Today I’m sharing a recipe by Stephanie Alexander, one of my food heroes. Her passionate dedication to her vision for a country where children grow up connected to the sources of their food by learning how to grow, harvest, prepare and share delicious food, has led to the establishment of Stephanie Alexander Kitchen Garden Program in hundreds of schools around Australia. You can read the whole story here. In many ways it is thanks to her and the success of her program, that I am able to earn my living doing something I love – teaching children how to cook, using the gorgeous, organic produce that they’ve grown in their school gardens.
Sometimes, I have to pinch myself. I remember some years ago, standing in a bookshop, babe on hip, wistfully poring over the pages of Stephanie’s first book on the subject, Kitchen Garden Cooking with Kids. At that time, I remember thinking what a wonderful idea it was, how inspired I felt flicking through the pages, and how hard it was to put it back on the shelf.
I loved that the program sought to create kitchens in schools that looked and felt like home rather than the sterile home economics rooms of yesteryear, that food acceptance was taught through positive experience and pleasure, not food pyramids, and that food labels such as healthy or unhealthy, good or bad were thrown away in favour of words like fragrant, juicy, sweet and slippery. When you are cooking from the garden, it’s all good! It resonated deeply with my own beliefs about kids and food and I wanted more.
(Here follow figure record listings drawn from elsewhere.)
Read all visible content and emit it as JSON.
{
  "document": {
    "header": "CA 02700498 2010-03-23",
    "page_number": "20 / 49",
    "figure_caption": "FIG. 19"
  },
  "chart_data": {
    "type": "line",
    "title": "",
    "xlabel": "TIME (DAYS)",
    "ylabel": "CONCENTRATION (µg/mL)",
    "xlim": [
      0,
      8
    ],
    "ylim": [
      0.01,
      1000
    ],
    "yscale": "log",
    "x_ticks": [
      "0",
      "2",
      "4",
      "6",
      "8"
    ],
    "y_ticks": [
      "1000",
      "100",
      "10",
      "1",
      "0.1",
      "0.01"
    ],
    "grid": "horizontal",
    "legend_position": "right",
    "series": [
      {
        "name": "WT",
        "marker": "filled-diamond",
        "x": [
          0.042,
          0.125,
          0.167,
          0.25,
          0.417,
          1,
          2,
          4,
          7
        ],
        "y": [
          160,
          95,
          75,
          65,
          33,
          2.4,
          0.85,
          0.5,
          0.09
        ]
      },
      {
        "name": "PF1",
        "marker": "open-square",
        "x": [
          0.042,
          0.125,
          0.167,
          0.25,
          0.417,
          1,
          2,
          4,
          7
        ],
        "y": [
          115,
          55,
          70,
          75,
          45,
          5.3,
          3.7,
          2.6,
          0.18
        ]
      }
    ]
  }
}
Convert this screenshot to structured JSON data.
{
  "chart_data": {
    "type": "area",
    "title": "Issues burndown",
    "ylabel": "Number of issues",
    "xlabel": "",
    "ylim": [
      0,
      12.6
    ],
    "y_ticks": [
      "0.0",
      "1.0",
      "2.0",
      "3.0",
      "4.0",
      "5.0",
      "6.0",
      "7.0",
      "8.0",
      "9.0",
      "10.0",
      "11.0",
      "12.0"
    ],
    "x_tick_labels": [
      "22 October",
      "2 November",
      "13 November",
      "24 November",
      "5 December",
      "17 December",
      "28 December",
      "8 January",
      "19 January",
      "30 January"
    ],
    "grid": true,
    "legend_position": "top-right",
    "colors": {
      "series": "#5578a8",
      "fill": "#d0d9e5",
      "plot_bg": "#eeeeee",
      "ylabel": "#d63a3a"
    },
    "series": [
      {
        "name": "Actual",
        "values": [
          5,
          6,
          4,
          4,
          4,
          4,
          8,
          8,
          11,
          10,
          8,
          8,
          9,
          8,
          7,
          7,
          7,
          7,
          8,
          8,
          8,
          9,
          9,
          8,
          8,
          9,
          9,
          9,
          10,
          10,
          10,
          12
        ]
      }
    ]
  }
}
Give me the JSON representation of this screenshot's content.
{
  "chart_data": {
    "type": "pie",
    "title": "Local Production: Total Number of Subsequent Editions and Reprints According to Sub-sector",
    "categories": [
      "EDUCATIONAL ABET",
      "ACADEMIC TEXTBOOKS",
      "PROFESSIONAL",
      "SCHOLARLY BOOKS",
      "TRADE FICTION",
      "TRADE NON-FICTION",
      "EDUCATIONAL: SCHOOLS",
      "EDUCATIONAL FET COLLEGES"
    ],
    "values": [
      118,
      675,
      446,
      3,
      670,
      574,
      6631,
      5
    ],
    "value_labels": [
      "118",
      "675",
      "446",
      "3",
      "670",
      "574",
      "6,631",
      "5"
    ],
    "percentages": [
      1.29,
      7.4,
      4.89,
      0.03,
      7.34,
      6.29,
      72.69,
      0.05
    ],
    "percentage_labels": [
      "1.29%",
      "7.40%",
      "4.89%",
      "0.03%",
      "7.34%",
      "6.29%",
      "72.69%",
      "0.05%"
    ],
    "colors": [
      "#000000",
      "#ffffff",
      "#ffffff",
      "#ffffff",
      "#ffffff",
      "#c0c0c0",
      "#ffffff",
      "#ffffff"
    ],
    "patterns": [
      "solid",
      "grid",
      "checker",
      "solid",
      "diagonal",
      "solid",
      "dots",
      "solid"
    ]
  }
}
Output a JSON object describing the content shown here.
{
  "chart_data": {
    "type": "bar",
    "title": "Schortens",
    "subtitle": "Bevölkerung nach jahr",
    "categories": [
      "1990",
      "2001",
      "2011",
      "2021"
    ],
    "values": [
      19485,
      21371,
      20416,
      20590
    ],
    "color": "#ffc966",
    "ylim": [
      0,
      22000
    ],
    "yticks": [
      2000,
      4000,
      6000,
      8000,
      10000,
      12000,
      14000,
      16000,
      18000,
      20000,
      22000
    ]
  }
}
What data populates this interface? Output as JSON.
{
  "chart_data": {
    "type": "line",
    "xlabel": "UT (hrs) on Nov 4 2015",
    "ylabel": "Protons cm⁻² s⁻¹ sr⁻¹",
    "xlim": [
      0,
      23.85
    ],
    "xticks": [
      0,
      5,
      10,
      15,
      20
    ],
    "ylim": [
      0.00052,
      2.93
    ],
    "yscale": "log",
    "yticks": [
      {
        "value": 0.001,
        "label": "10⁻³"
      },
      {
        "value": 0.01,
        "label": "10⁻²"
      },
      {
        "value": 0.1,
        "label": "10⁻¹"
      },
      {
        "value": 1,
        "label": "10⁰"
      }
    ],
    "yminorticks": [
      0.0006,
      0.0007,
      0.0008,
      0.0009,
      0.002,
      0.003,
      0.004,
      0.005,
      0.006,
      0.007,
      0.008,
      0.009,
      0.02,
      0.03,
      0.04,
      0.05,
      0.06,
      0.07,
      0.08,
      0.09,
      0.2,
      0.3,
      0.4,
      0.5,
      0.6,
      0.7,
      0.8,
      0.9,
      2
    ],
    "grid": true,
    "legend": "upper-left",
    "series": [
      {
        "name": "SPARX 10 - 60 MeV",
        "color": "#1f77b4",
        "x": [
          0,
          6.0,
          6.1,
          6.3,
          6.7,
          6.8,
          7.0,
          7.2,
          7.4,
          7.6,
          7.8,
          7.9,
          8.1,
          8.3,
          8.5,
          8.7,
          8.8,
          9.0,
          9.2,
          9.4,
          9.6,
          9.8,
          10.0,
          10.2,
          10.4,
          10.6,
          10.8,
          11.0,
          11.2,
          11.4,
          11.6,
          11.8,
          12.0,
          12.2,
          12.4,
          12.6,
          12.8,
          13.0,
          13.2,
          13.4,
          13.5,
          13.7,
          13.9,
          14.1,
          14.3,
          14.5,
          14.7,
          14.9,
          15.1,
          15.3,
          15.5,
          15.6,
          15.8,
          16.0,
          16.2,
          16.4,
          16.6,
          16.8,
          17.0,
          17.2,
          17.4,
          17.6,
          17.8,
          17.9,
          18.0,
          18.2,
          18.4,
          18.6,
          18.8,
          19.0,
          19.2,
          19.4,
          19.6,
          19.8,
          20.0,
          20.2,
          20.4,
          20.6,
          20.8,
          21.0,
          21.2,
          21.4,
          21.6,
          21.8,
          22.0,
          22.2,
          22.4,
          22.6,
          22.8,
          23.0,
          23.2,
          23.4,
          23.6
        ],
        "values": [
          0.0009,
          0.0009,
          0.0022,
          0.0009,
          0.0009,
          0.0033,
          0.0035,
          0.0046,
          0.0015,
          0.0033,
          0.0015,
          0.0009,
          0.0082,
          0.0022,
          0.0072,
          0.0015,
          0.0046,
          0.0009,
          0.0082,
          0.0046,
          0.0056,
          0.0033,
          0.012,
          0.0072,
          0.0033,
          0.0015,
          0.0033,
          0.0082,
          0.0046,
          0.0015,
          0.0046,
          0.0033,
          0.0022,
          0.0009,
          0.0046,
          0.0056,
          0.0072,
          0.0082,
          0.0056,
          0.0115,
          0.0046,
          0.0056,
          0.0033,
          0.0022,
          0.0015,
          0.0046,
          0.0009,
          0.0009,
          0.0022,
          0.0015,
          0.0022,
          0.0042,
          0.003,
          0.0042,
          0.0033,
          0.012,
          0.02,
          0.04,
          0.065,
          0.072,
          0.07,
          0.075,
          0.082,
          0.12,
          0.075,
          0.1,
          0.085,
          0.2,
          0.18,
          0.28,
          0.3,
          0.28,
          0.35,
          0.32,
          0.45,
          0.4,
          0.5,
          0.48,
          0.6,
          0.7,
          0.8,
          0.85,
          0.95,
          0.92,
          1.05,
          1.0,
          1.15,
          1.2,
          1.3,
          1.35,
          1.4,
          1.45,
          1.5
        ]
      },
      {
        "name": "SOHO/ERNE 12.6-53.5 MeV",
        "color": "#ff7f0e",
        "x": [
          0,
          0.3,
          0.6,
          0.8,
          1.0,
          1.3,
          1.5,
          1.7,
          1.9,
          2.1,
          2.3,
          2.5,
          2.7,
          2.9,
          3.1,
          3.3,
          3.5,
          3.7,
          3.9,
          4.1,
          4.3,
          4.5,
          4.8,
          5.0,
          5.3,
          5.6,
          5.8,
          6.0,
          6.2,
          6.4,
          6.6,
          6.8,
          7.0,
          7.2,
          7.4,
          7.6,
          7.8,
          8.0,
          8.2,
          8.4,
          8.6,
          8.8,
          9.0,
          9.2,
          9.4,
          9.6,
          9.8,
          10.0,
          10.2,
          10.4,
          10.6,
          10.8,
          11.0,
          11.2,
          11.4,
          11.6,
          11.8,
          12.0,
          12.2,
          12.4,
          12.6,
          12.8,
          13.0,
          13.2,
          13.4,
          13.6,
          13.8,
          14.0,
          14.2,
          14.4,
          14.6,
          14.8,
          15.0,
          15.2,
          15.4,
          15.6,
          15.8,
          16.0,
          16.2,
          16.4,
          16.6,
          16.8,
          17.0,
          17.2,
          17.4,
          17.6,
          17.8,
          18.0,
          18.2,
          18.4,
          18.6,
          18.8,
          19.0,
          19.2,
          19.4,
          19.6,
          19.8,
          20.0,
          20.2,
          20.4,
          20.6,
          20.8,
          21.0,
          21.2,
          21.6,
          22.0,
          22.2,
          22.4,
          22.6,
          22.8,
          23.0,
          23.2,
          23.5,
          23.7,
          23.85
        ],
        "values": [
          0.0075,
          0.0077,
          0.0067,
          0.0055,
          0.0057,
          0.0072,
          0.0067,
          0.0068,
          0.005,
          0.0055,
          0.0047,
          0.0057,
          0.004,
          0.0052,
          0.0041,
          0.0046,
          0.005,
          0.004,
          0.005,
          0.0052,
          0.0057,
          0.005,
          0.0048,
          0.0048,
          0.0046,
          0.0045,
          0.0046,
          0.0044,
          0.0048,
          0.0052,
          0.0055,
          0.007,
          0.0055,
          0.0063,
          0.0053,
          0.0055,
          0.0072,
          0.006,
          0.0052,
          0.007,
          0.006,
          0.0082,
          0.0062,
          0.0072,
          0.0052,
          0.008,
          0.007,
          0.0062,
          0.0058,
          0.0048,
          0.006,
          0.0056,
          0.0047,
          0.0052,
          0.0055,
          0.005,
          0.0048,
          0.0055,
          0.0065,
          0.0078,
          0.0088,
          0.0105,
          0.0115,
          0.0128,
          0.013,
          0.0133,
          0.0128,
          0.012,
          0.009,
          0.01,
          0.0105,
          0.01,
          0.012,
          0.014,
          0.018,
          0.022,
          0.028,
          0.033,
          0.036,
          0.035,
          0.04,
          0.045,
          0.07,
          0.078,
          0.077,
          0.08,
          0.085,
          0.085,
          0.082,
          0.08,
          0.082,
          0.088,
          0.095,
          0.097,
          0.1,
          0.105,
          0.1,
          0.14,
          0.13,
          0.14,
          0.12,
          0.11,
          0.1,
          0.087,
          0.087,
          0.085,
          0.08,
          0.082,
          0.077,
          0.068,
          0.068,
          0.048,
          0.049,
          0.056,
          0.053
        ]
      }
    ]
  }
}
Fast forward a few years, we are looking at high school options for that little babe, and each day that I go to work I find myself right there amongst the pages of that book (figuratively speaking!). At the time, I would have been happy just to have taken the book home – I never dreamt that it would become something that I live and breathe every day.
So these days, part of my job (along with working with gorgeous children and passionate, awesome adults) is to design menus based on what’s ready to harvest from the garden. Jerusalem artichokes are one of those vegetables that, once planted, reward the gardener with an abundant harvest year after year. The problem for many people is knowing what to do with them all. I have used the basic recipe shown here with lots of different vegetables over the years, and they are always a winner with the kitchen garden kids. Thanks Stephanie!
Glazed Jerusalem Artichokes
500g jerusalem artichokes
40 g of butter
2 teaspoons caster sugar
1 cup chicken or vegetable stock
1 fresh bay leaf
Several sprigs of parsley
sea salt and freshly ground black pepper
Give the jerusalem artichokes a good scrub with a veggie brush, then, using a vegetable peeler, remove any darkened or rough patches that may be left on the surface. Chop into 2cm pieces.
Boil the water, turn down to a simmer, then carefully drop in the artichokes, along with a pinch of salt. Simmer for 3-5 minutes.
Heat butter and sugar in a sauté pan or wide-based saucepan over medium heat until sugar is dissolved. Stir with the wooden spoon to ensure mixture doesn’t stick to pan.
Tip in artichokes and shake to coat with the syrupy liquid. Add stock and bay leaf, then cover and simmer for around 10 minutes.
Test artichokes with a skewer. If tender, remove lid, increase heat to high and shake pan so the liquid evaporates, coating everything with the golden sauce.
Season with pepper and sprinkle with chopped parsley before serving.